Kalsel

Menengok Latar Historis Pemindahan Ibu Kota Kalsel: Sudah Mencuat Sejak Awal Kemerdekaan

apahabar.com, BANJARBARU – Banjarbaru resmi mengemban status sebagai ibu kota Provinsi Kalimantan Selatan. Pro dan kontra…

Banjarbaru resmi jadi ibu kota Provinsi Kalimantan Selatan mengantikan Banjarmasin. Foto: Istimewa

apahabar.com, BANJARBARU – Banjarbaru resmi mengemban status sebagai ibu kota Provinsi Kalimantan Selatan.

Pro dan kontra bermunculan. Sebagian pihak sepakat, tapi banyak yang menolak. Teranyar bahkan Wali Kota Banjarmasin, Ibnu Sina memberi sinyal akan menempuh jalur uji materi.

Dalam catatan sejarah, kepindahan ibu kota Kalsel dari Banjarmasin ke Banjarbaru memang bukan hal baru.

Pada era 1950-an, Gubernur Kalimantan (sebelum pemekaran) kala itu dijabat dr M Moerdjani sudah melontarkan rencana pemindahan.

Saat itu dalam Lembaran Negara Tahun 1950 Nomor 59, membagi Indonesia dalam 10 buah pemerintahan daerah provinsi yang bersifat administratif.

"Satu di antaranya Provinsi Kalimantan," kaya Sejarawan dari Universitas Lambung Mangkurat (ULM), Mansyur, Senin (21/2).

Menjelang terbentuknya Negara Kesatuan Republik Indonesia secara resmi pasca-pengakuan kedaulatan, pada tanggal 14 Agustus 1950 Gubernur Kalimantan (Moerdjani) dengan Keputusan Nomor 186/OPB/92/14 untuk sementara waktu sambil menunggu tindakan selanjutnya dari Pemerintah Pusat dibentuk beberapa daerah kabupaten, daerah istimewa dan kotapraja (setingkat kabupaten).

Sebagai Gubernur Kalimantan, Murjani menjabat dari 1950-1953. Di samping upaya mengatasi gangguan keamanan (pemberontakan Ibnu Hadjar), peranan Moerdjani yang patut diingat dalam pembangunan di Kalimantan Selatan antara lain idenya menjadikan Banjarbaru ibukota Provinsi Kalimantan.

Moerdjani merilis program yang dikenal Moerdjani Plan. Moerdrjani menyiapkan sebuah kota yang kemudian diberi nama Banjarbaru.

Sebagai pegawai Dinas Pekerjaan Umum Provinsi Kalimantan pada era awal kemerdekaan Indonesia.

Kemudian oleh Gubernur Kalimantan pada 1950, Moerdjani, Van der Pijl ditugaskan merancang kota baru pengganti Banjarmasin sebagai ibu kota Kalimantan.

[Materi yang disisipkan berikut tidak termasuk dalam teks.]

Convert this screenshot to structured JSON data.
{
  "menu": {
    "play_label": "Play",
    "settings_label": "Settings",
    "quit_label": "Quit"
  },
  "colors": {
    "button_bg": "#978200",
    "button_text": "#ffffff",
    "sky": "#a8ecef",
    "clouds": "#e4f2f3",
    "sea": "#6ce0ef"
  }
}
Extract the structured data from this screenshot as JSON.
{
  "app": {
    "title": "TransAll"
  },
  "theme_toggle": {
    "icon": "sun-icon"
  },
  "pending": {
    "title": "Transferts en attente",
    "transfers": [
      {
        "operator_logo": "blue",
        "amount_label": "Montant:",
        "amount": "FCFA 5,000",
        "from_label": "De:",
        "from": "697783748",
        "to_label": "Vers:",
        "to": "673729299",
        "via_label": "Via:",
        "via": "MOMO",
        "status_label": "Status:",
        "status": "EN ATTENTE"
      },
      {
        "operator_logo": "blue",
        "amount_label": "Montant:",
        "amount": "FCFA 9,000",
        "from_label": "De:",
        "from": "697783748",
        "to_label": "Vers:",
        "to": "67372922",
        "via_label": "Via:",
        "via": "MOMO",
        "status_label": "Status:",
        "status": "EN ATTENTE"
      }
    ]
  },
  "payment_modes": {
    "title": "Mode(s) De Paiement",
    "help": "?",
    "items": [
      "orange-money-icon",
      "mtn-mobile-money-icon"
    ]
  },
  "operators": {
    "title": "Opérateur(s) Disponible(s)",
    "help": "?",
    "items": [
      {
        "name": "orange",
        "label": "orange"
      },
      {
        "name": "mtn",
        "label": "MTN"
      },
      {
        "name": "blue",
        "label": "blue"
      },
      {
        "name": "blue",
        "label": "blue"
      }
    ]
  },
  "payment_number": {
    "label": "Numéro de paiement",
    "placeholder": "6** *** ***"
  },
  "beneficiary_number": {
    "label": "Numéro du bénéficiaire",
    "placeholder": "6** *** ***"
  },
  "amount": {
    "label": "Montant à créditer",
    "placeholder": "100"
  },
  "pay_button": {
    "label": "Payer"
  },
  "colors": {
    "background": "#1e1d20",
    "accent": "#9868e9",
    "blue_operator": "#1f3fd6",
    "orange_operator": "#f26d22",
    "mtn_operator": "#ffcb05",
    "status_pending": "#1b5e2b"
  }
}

Pada 1952-1957 sebagai Insinyur Kepala Departemen Pekerjaan Umum (DPU) diperbantukan pada Provinsi Kalimantan (Kepala bagian Gedung-Gedung dan Perencanaan/Pelaksana Kota Banjarbaru).

Rencana pemindahan ibu kota ini berawal dari insiden sewaktu Gubernur Moerdjani yang memimpin apel pagi, sangat resah dan gamang melihat keadaan tanah Banjarmasin yang sering terendam air. Terlebih saat musim hujan datang.

Gubernur Murjani pun berpikir untuk segera memindah ibu kota Kalsel kala itu. Karena kondisi tanah di Banjarmasin sudah terlalu rawan akan bahaya banjir.

Kondisi Banjarmasin yang sering banjir kala itu sudah tak dapat ditoleran. Maka dengan tegas Gubernur Murjani memerintahkan Kepala Pekerjaan Umum Kalimantan Selatan, Van der Pijl, mencari wilayah dataran tinggi.

"Van der Pijl berangkat menuju sebelah timur dari Kota Banjarmasin yang berjarak sekitar 35 Km," kata Mansyur.

Dari seluruh wilayah Kalimantan yang dijelajahi Van der Peijl, pilihannya jatuh ke tanah di sekitar kaki Gunung Apam, dekat Martapura.

Naimatul Aufa & Pakhri Anhar (2012), mengemukakan Kota Banjarbaru dulunya dikenal dengan nama Gunung Apam, termasuk wilayah anak Kampung Guntung Payung, Kampung Jawa, Kecamatan Martapura.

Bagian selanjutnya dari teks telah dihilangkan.